Populaire depuis 3 millions d'années.


Au Québec, la chasse a une histoire qui peut essentiellement se résumer à « une pratique en trois temps ». De la chasse de subsistance où le gibier était une source de nourriture indispensable, il s'est développé une chasse commerciale qui devenait une menace à la conservation des animaux sauvages. C'est pourquoi, au cours du XXe siècle, on a pris conscience de la nécessité de contrôler les prélèvements et d'assurer la conservation des ressources fauniques. La chasse est donc devenue en quelque sorte un sport et, surtout, un outil de gestion pour maintenir un équilibre entre la faune et son milieu de vie.

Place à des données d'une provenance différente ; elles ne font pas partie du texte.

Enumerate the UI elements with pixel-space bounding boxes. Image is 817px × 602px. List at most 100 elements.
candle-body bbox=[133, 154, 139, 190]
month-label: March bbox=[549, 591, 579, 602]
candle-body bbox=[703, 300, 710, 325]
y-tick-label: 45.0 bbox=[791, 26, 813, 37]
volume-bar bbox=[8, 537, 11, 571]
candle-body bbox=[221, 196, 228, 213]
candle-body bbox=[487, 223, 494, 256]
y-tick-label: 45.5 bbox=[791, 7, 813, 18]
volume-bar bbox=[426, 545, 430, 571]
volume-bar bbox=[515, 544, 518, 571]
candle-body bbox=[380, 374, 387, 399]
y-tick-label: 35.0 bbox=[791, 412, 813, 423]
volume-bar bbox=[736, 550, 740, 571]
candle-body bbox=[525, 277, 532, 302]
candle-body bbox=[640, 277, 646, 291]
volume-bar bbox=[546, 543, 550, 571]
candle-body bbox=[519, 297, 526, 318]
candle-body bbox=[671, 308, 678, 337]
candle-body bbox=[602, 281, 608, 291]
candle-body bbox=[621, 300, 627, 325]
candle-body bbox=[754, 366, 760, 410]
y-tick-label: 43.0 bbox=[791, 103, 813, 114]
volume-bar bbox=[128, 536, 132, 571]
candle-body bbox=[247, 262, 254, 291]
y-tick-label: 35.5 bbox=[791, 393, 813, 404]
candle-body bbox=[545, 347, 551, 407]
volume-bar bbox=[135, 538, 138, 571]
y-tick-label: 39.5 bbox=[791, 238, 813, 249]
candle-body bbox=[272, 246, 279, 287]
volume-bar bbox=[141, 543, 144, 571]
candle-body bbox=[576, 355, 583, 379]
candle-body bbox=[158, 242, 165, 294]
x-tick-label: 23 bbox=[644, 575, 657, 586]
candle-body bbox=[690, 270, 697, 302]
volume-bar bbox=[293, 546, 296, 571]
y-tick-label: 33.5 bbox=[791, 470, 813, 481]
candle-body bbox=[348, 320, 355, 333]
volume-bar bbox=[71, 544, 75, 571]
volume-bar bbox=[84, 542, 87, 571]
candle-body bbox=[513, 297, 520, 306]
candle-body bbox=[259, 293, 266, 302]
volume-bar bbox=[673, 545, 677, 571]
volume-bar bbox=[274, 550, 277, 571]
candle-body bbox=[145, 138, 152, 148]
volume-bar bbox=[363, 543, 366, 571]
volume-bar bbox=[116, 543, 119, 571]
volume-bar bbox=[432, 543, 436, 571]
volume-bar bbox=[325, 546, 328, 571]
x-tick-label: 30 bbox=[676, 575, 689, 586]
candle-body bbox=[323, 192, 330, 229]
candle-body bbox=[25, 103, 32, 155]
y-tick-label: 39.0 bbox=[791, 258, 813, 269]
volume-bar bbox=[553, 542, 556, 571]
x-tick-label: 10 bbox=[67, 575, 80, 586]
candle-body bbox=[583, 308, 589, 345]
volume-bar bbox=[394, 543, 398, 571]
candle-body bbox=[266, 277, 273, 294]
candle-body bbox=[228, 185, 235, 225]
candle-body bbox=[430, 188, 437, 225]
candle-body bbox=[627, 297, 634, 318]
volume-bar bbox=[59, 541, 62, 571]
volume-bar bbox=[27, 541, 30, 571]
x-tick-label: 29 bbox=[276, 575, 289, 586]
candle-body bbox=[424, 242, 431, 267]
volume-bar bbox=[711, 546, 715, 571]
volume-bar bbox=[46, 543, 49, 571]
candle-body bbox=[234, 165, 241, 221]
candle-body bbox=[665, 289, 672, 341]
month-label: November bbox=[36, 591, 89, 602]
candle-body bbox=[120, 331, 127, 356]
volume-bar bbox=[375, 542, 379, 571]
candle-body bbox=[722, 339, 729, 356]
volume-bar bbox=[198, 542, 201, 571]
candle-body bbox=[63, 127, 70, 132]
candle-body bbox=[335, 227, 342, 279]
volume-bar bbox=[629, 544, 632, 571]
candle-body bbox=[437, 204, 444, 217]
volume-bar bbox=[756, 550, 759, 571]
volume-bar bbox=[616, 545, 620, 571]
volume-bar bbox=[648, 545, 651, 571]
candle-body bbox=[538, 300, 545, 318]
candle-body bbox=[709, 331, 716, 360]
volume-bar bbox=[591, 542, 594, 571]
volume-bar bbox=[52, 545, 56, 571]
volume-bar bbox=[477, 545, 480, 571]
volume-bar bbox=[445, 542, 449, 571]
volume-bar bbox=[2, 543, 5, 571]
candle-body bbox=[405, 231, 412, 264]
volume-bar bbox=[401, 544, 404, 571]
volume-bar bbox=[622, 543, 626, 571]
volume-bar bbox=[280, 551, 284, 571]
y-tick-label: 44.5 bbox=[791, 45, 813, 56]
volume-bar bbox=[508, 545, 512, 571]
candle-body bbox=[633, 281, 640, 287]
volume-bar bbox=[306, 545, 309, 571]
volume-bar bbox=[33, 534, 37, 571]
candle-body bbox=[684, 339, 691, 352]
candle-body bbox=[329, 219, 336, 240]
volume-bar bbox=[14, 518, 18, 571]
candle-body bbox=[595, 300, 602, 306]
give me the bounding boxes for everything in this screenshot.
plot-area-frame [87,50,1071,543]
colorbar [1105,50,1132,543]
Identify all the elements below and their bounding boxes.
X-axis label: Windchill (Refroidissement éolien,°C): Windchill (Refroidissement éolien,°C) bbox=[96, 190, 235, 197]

La chasse est un sport et un défi que l'on se pose à soi-même ; elle est pour certains une activité bénéfique sur les plans physique et psychologique.



La chasse : une tradition


Le coureur des bois

Si le coureur des bois canadien fascine toujours notre imagination, ce n'est pas tellement par l'abondance de ses captures de gibier, mais surtout par la liberté dont il jouissait comparativement à ses concitoyens et par l'autonomie à peu près complète qu'il possédait grâce à un ensemble de techniques et de connaissances acquises au contact de la nature. Ce besoin de grands espaces, de voyages et de « territoires nouveaux » a, depuis les origines du pays, poussé nos ancêtres à parcourir le territoire nord-américain. Ils ne se laissaient pas arrêter par les difficultés et les rigueurs du climat. Ils ont su adapter leurs techniques et leur mode de vie à cet environnement plein de ressources et de richesses. Parmi les activités essentielles de ces aventuriers de la nature, la chasse occupait une place de choix.

Le chasseur moderne

La plupart des chasseurs revivent ces émotions profondes et ce sentiment d'appartenance au milieu naturel lorsqu'ils se retrouvent dans la nature, loin du rythme exigeant de la vie moderne. Pour le chasseur moderne, la capture du gibier est maintenant devenue un objectif secondaire. Même s'il éprouve une grande satisfaction à rapporter des prises, il ne le fait plus pour assurer sa subsistance. Il comprend que, maintenant, il s'associe aux prédateurs de la nature pour assurer l'équilibre entre les POPULATIONS FAUNIQUES et leur HABITAT : ce que l'animal prédateur fait d'instinct, le chasseur sportif le pratique par un prélèvement contrôlé. C'est grâce à ses connaissances et aux diverses mesures appliquées aux populations fauniques que les gestionnaires établissent le nombre d'animaux de chaque espèce pouvant être prélevés de façon durable à chaque année. Une journée à la chasse constitue une expérience toujours renouvelée, remplie de découvertes et d'inattendu. Au retour, si la GIBECIÈRE est garnie, c'est un bienfait de plus dont la nature gratifie le chasseur. Le chasseur sportif prend la juste part de ce que la nature peut offrir.

L'appui des chasseurs sportifs à la protection des ressources fauniques a contribué à maintenir certaines espèces et à rebâtir leurs populations ; c'est le cas, par exemple, de l'oie des neiges qui a pu ainsi être sauvée de l'extinction. Grâce, entre autres, à l'appui des chasseurs sportifs, tous les citoyens peuvent profiter davantage de la faune et du milieu naturel qui sont protégés contre une exploitation abusive et la détérioration des habitats fauniques découlant de notre mode de vie. Il ne devrait jamais en être autrement puisque la faune est, chez nous, un bien qui appartient à tous les citoyens ; chaque génération en est la gardienne temporaire, non la propriétaire, et doit exercer une gestion judicieuse de cette richesse collective exceptionnelle.